M and M's point seems to be that since the generating functions are related by this operator, and one of them satisfies Virasoro, we can conjugate the Virasoro operators by $\hat{U}$ and get Virasoro operators for the other generating function. The particular form they take seems to be a bit of a mess, and I worry about some details, but I've only skimmed that paper very quickly.
But philosophically, this seems to be going about things backwards: the Hurwitz side is really simpler, and the above setup is often used to show that the GW of a point satisfies Virasoro. I feel we should be able to construct Virasoro operators for single Hurwitz numbers more easily with some kind of direct approach.
Hurwitz theory is all about statements about the symmetric group, and there are constructions (I read about it in a Frenkel-Wang paper) that build Virasoro actions out of the symmetric group.
I'm not fully motivating this, but single and Hurwitz theory is very conveniently done on a certain Fock space. Basically, you have the operator that multiplies by a transposition, (called $M_0$ by Kazarian, $\mathcal{F}_2$ by Okounkov-Pandharipande, physicists have some other notation for it...), and you have the operators $\alpha_n, n\in\mathbb{Z}$ that add or remove cycles of length $n$ from a conjugacy class, and that form a heisnberg algebra.
These operators are exactly what you need to do Hurwitz theory.

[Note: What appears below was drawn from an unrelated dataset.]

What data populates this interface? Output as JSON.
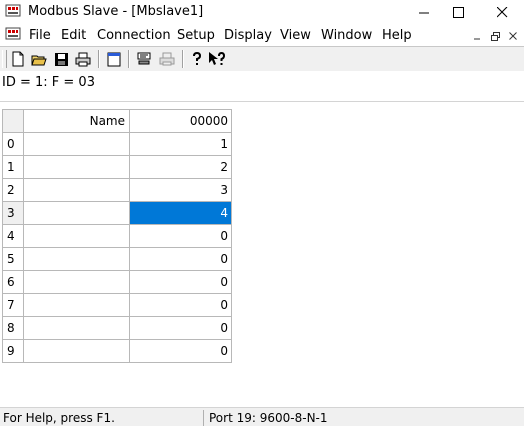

But they're also what Frenkel and Wang use to construct a Virasoro algebra -- essentially, the commutators $L_n=[\alpha_n, M_0]$. So we might hope that some similar construction would give us easier to understand Virasoro constraints for single Hurwitz numbers. But I haven't spent the necessary time trying to nail it down.
As far as double Hurwitz numbers go, I'm a little less hopeful for the above vague ideas. All I know is that Goulden, Jackson and Vakil have a few lines about trying and failing to construct Virasoro operators in their "Towards the Geometry of Double Hurwitz Numbers" paper.